To qualify for a Tree City USA designation, jurisdictions must meet five standards that include having (1) a viable tree management plan and program, (2) an Arbor Day observance, (3) a tree care ordinance, (4) a tree board or commission and (5) a budget with a line item for tree care.
This year, Falls Church went an extra step this past year by implementing a computerized tree inventory of all its publicly maintained trees, linking it to the GIS computerized mapping system.
Falls Church has celebrated Arbor Day on the third Friday in April since 1892 when the Falls Church Village Improvement Society invited Dr. B.G. Northrup of Connecticut to give a speech in the building that is now the Washington House adjacent the State Theatre.
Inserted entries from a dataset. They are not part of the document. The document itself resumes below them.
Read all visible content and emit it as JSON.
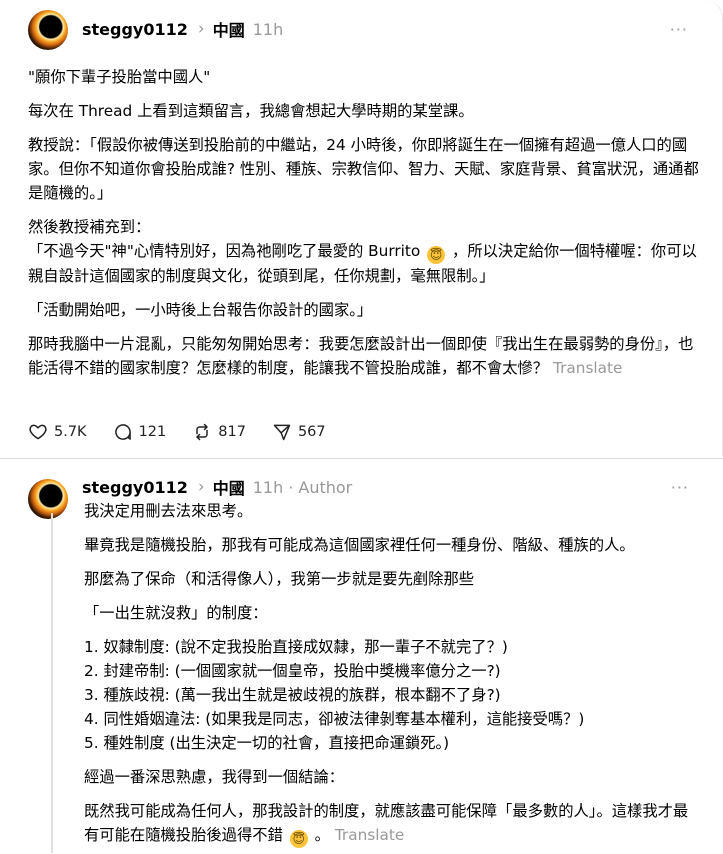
{
  "post1": {
    "username": "steggy0112",
    "chevron": "›",
    "place": "中國",
    "time": "11h",
    "more": "···",
    "paragraphs": [
      "\"願你下輩子投胎當中國人\"",
      "每次在 Thread 上看到這類留言，我總會想起大學時期的某堂課。",
      "教授說：「假設你被傳送到投胎前的中繼站，24 小時後，你即將誕生在一個擁有超過一億人口的國家。但你不知道你會投胎成誰? 性別、種族、宗教信仰、智力、天賦、家庭背景、貧富狀況，通通都是隨機的。」"
    ],
    "p4_line1": "然後教授補充到：",
    "p4_line2a": "「不過今天\"神\"心情特別好，因為祂剛吃了最愛的 Burrito",
    "emoji": "😇",
    "p4_line2b": "，所以決定給你一個特權喔：你可以親自設計這個國家的制度與文化，從頭到尾，任你規劃，毫無限制。」",
    "p5": "「活動開始吧，一小時後上台報告你設計的國家。」",
    "p6": "那時我腦中一片混亂，只能匆匆開始思考：我要怎麼設計出一個即使『我出生在最弱勢的身份』，也能活得不錯的國家制度？怎麼樣的制度，能讓我不管投胎成誰，都不會太慘？",
    "translate": "Translate",
    "likes": "5.7K",
    "replies": "121",
    "reposts": "817",
    "shares": "567"
  },
  "post2": {
    "username": "steggy0112",
    "chevron": "›",
    "place": "中國",
    "time": "11h",
    "author_label": "· Author",
    "more": "···",
    "intro": "我決定用刪去法來思考。",
    "p1": "畢竟我是隨機投胎，那我有可能成為這個國家裡任何一種身份、階級、種族的人。",
    "p2": "那麼為了保命（和活得像人），我第一步就是要先剷除那些",
    "p3": "「一出生就沒救」的制度：",
    "list": [
      "1. 奴隸制度: (說不定我投胎直接成奴隸，那一輩子不就完了？)",
      "2. 封建帝制: (一個國家就一個皇帝，投胎中獎機率億分之一?)",
      "3. 種族歧視: (萬一我出生就是被歧視的族群，根本翻不了身?)",
      "4. 同性婚姻違法: (如果我是同志，卻被法律剝奪基本權利，這能接受嗎？)",
      "5. 種姓制度 (出生決定一切的社會，直接把命運鎖死。)"
    ],
    "p4": "經過一番深思熟慮，我得到一個結論：",
    "p5a": "既然我可能成為任何人，那我設計的制度，就應該盡可能保障「最多數的人」。這樣我才最有可能在隨機投胎後過得不錯",
    "emoji": "😇",
    "p5b": "。",
    "translate": "Translate"
  },
  "colors": {
    "muted": "#999999",
    "text": "#000000",
    "divider": "#dcdcdc"
  },
  "icons": [
    "heart-icon",
    "comment-icon",
    "repost-icon",
    "share-icon",
    "chevron-right-icon",
    "more-icon"
  ]
}
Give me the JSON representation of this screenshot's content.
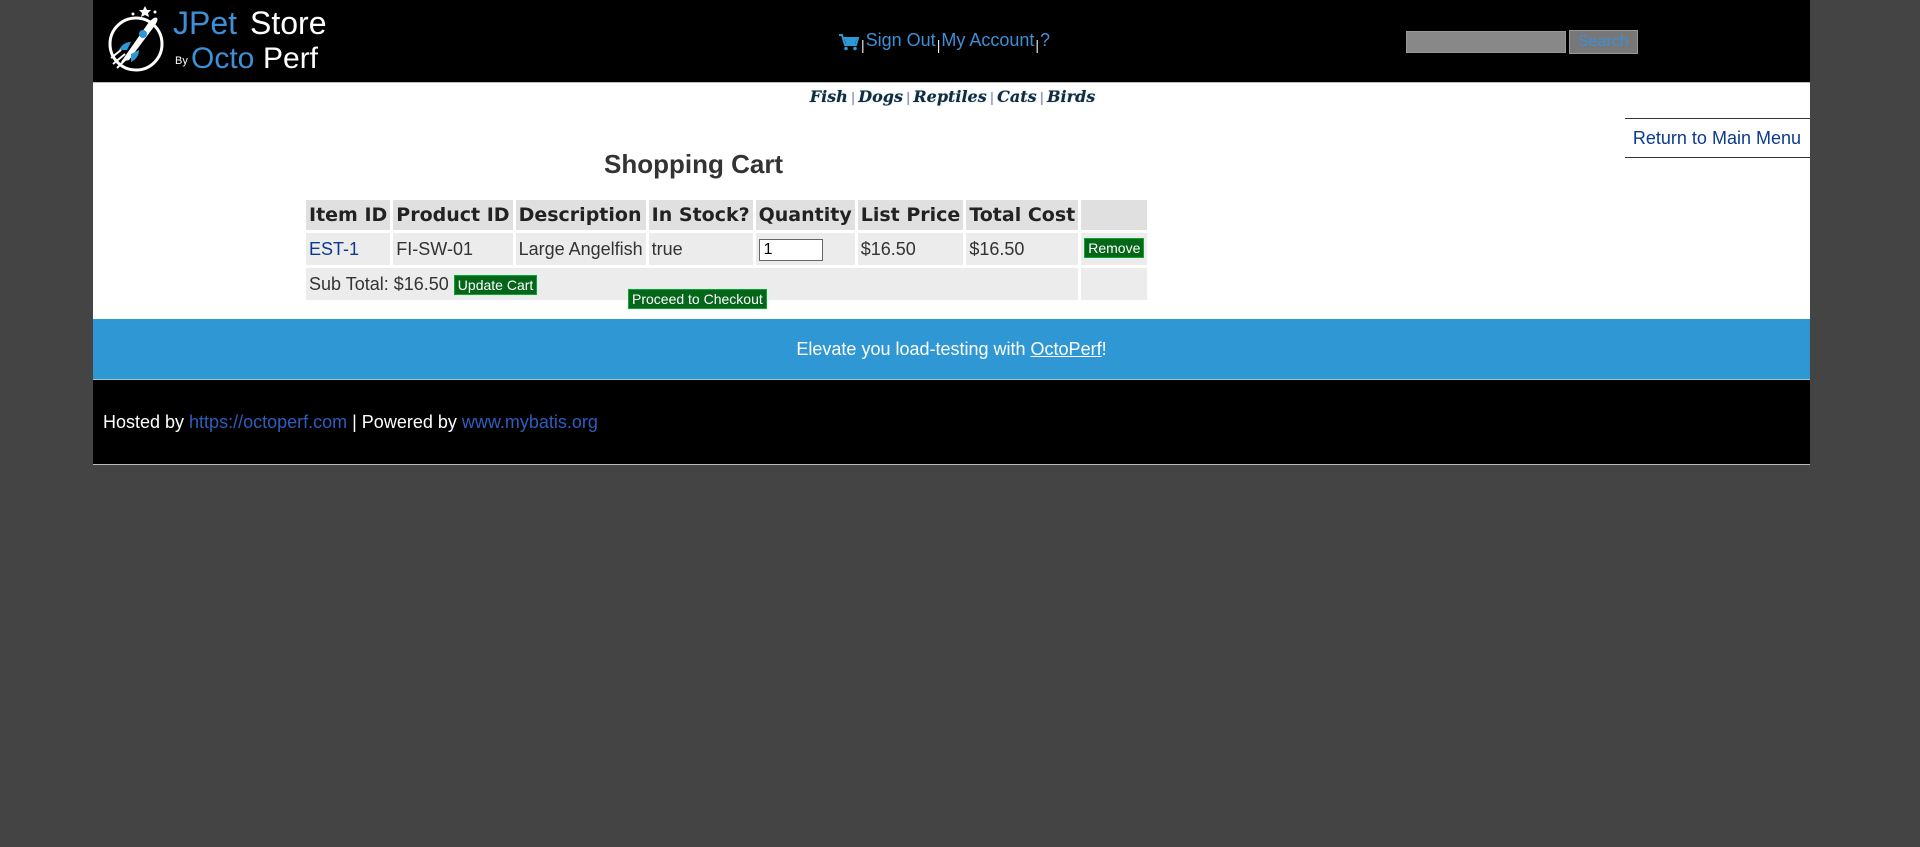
{
  "header": {
    "logo": {
      "brand_blue": "JPet",
      "brand_white": "Store",
      "by": "By",
      "octo": "Octo",
      "perf": "Perf"
    },
    "menu": {
      "sign_out": "Sign Out",
      "my_account": "My Account",
      "help": "?",
      "separator": "|"
    },
    "search": {
      "value": "",
      "button_label": "Search"
    }
  },
  "quicklinks": [
    "Fish",
    "Dogs",
    "Reptiles",
    "Cats",
    "Birds"
  ],
  "back_link": "Return to Main Menu",
  "cart": {
    "title": "Shopping Cart",
    "columns": [
      "Item ID",
      "Product ID",
      "Description",
      "In Stock?",
      "Quantity",
      "List Price",
      "Total Cost"
    ],
    "rows": [
      {
        "item_id": "EST-1",
        "product_id": "FI-SW-01",
        "description": "Large Angelfish",
        "in_stock": "true",
        "quantity": "1",
        "list_price": "$16.50",
        "total_cost": "$16.50",
        "remove_label": "Remove"
      }
    ],
    "subtotal_label": "Sub Total: $16.50",
    "update_label": "Update Cart",
    "checkout_label": "Proceed to Checkout"
  },
  "banner": {
    "prefix": "Elevate you load-testing with ",
    "link": "OctoPerf",
    "suffix": "!"
  },
  "footer": {
    "hosted_by": "Hosted by ",
    "hosted_link": "https://octoperf.com",
    "powered_by": " | Powered by ",
    "powered_link": "www.mybatis.org"
  },
  "colors": {
    "page_bg": "#444444",
    "header_bg": "#000000",
    "link_blue": "#3d8fd6",
    "button_green": "#05661a",
    "banner_blue": "#2f98d4"
  }
}
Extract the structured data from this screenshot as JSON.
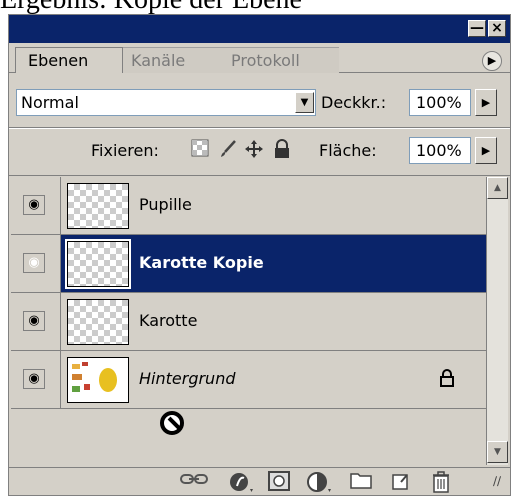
{
  "caption": "Ergebnis: Kopie der Ebene",
  "window": {
    "minimize_label": "—",
    "close_label": "×"
  },
  "tabs": [
    {
      "label": "Ebenen",
      "active": true
    },
    {
      "label": "Kanäle",
      "active": false
    },
    {
      "label": "Protokoll",
      "active": false
    }
  ],
  "panel_menu_icon": "triangle-right",
  "blend_mode": {
    "value": "Normal"
  },
  "opacity": {
    "label": "Deckkr.:",
    "value": "100%"
  },
  "lock": {
    "label": "Fixieren:",
    "icons": [
      "transparency-lock-icon",
      "brush-lock-icon",
      "move-lock-icon",
      "padlock-icon"
    ]
  },
  "fill": {
    "label": "Fläche:",
    "value": "100%"
  },
  "layers": [
    {
      "name": "Pupille",
      "visible": true,
      "selected": false,
      "locked": false
    },
    {
      "name": "Karotte Kopie",
      "visible": true,
      "selected": true,
      "locked": false
    },
    {
      "name": "Karotte",
      "visible": true,
      "selected": false,
      "locked": false
    },
    {
      "name": "Hintergrund",
      "visible": true,
      "selected": false,
      "locked": true
    }
  ],
  "colors": {
    "selection": "#0a246a",
    "panel": "#d4d0c8"
  },
  "bottom_icons": [
    "link-icon",
    "layer-style-icon",
    "mask-icon",
    "adjustment-layer-icon",
    "folder-icon",
    "new-layer-icon",
    "trash-icon"
  ]
}
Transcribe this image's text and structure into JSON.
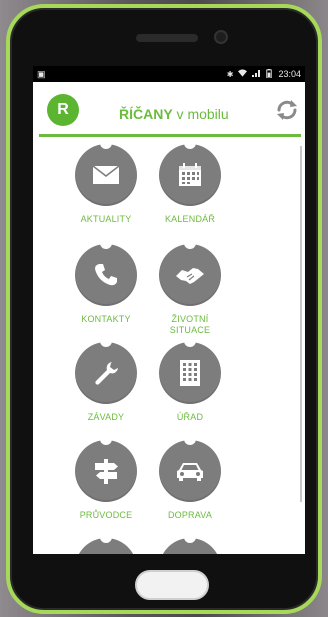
{
  "statusbar": {
    "time": "23:04"
  },
  "app": {
    "logo_letter": "R",
    "title_bold": "ŘÍČANY",
    "title_rest": " v mobilu"
  },
  "tiles": [
    {
      "label": "AKTUALITY",
      "icon": "envelope-icon"
    },
    {
      "label": "KALENDÁŘ",
      "icon": "calendar-icon"
    },
    {
      "label": "KONTAKTY",
      "icon": "phone-icon"
    },
    {
      "label": "ŽIVOTNÍ",
      "label2": "SITUACE",
      "icon": "handshake-icon"
    },
    {
      "label": "ZÁVADY",
      "icon": "wrench-icon"
    },
    {
      "label": "ÚŘAD",
      "icon": "building-icon"
    },
    {
      "label": "PRŮVODCE",
      "icon": "signpost-icon"
    },
    {
      "label": "DOPRAVA",
      "icon": "car-icon"
    }
  ],
  "colors": {
    "accent": "#6cbb3f",
    "tile": "#7d7d7d",
    "phone_frame": "#a6d85a"
  }
}
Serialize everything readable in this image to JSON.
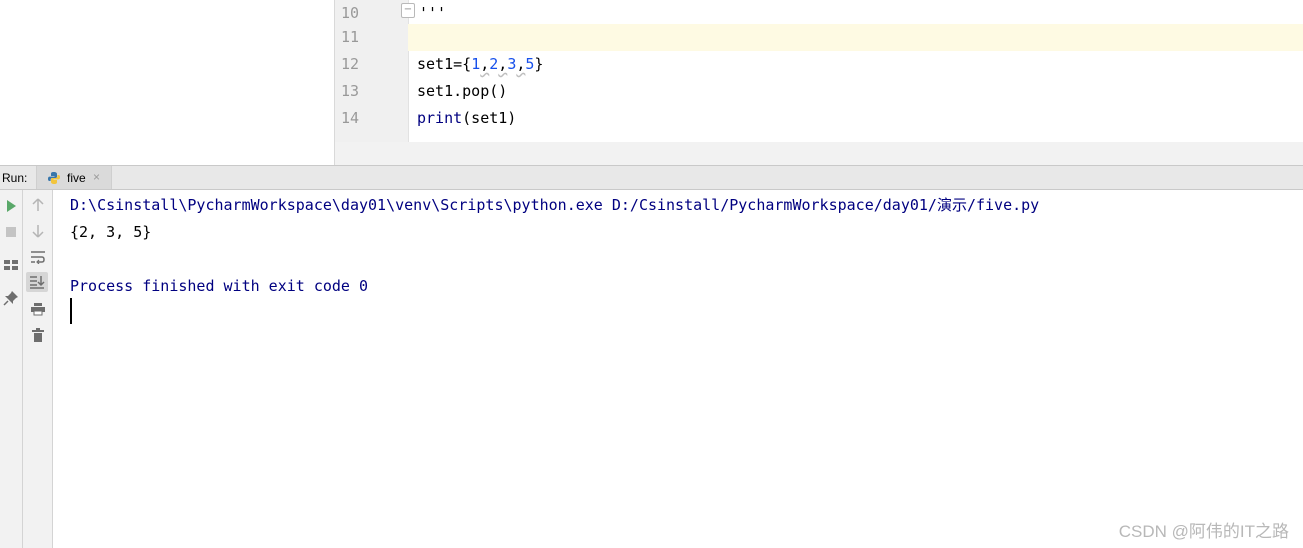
{
  "editor": {
    "lines": [
      {
        "number": "10",
        "code": "'''"
      },
      {
        "number": "11",
        "code": ""
      },
      {
        "number": "12",
        "code_parts": [
          "set1={",
          "1",
          ",",
          "2",
          ",",
          "3",
          ",",
          "5",
          "}"
        ]
      },
      {
        "number": "13",
        "code": "set1.pop()"
      },
      {
        "number": "14",
        "code_parts": [
          "print",
          "(set1)"
        ]
      }
    ]
  },
  "run_panel": {
    "label": "Run:",
    "tab_label": "five",
    "tab_close": "×"
  },
  "console": {
    "command": "D:\\Csinstall\\PycharmWorkspace\\day01\\venv\\Scripts\\python.exe D:/Csinstall/PycharmWorkspace/day01/演示/five.py",
    "output": "{2, 3, 5}",
    "exit_message": "Process finished with exit code 0"
  },
  "watermark": "CSDN @阿伟的IT之路",
  "icons": {
    "run": "play-icon",
    "stop": "stop-icon",
    "layout": "layout-icon",
    "pin": "pin-icon",
    "up": "arrow-up-icon",
    "down": "arrow-down-icon",
    "wrap": "soft-wrap-icon",
    "scroll": "scroll-to-end-icon",
    "print": "print-icon",
    "trash": "trash-icon"
  }
}
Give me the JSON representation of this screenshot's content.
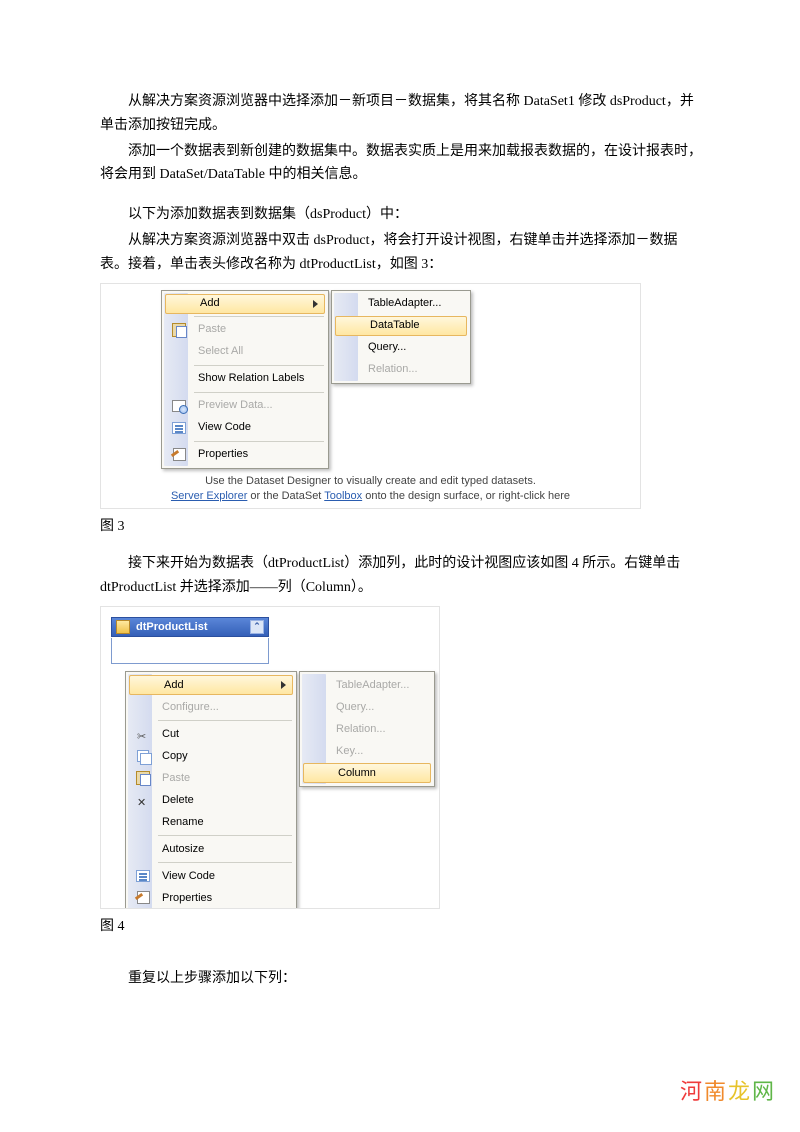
{
  "para1": "从解决方案资源浏览器中选择添加－新项目－数据集，将其名称 DataSet1 修改 dsProduct，并单击添加按钮完成。",
  "para2": "添加一个数据表到新创建的数据集中。数据表实质上是用来加载报表数据的，在设计报表时，将会用到 DataSet/DataTable 中的相关信息。",
  "para3": "以下为添加数据表到数据集（dsProduct）中：",
  "para4": "从解决方案资源浏览器中双击 dsProduct，将会打开设计视图，右键单击并选择添加－数据表。接着，单击表头修改名称为 dtProductList，如图 3：",
  "fig3_caption": "图 3",
  "para5": "接下来开始为数据表（dtProductList）添加列，此时的设计视图应该如图 4 所示。右键单击 dtProductList 并选择添加——列（Column）。",
  "fig4_caption": "图 4",
  "para6": "重复以上步骤添加以下列：",
  "fig3": {
    "menu1": {
      "add": "Add",
      "paste": "Paste",
      "select_all": "Select All",
      "show_relation": "Show Relation Labels",
      "preview": "Preview Data...",
      "view_code": "View Code",
      "properties": "Properties"
    },
    "menu2": {
      "tableadapter": "TableAdapter...",
      "datatable": "DataTable",
      "query": "Query...",
      "relation": "Relation..."
    },
    "hint_line1_pre": "Use the Dataset Designer to visually create and edit typed datasets.",
    "hint_line2_a": "Server Explorer",
    "hint_line2_mid": " or the DataSet ",
    "hint_line2_b": "Toolbox",
    "hint_line2_post": " onto the design surface, or right-click here"
  },
  "fig4": {
    "table_name": "dtProductList",
    "menu1": {
      "add": "Add",
      "configure": "Configure...",
      "cut": "Cut",
      "copy": "Copy",
      "paste": "Paste",
      "delete": "Delete",
      "rename": "Rename",
      "autosize": "Autosize",
      "view_code": "View Code",
      "properties": "Properties"
    },
    "menu2": {
      "tableadapter": "TableAdapter...",
      "query": "Query...",
      "relation": "Relation...",
      "key": "Key...",
      "column": "Column"
    }
  },
  "watermark": "河南龙网"
}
Dr. Northrup proposed that the City inaugurate an Arbor Day in April to include the school children in an effort to replace the Madison public school yard, currently Frady Park, that had been destroyed by a powerful storm.
To this day, trees are planted each April on all of the City's public school grounds. In recent years, a public celebration has also been added on Saturdays for working families and to utilize the historic setting of Frady Park for annual reenactments of the first Arbor Day 112 years ago.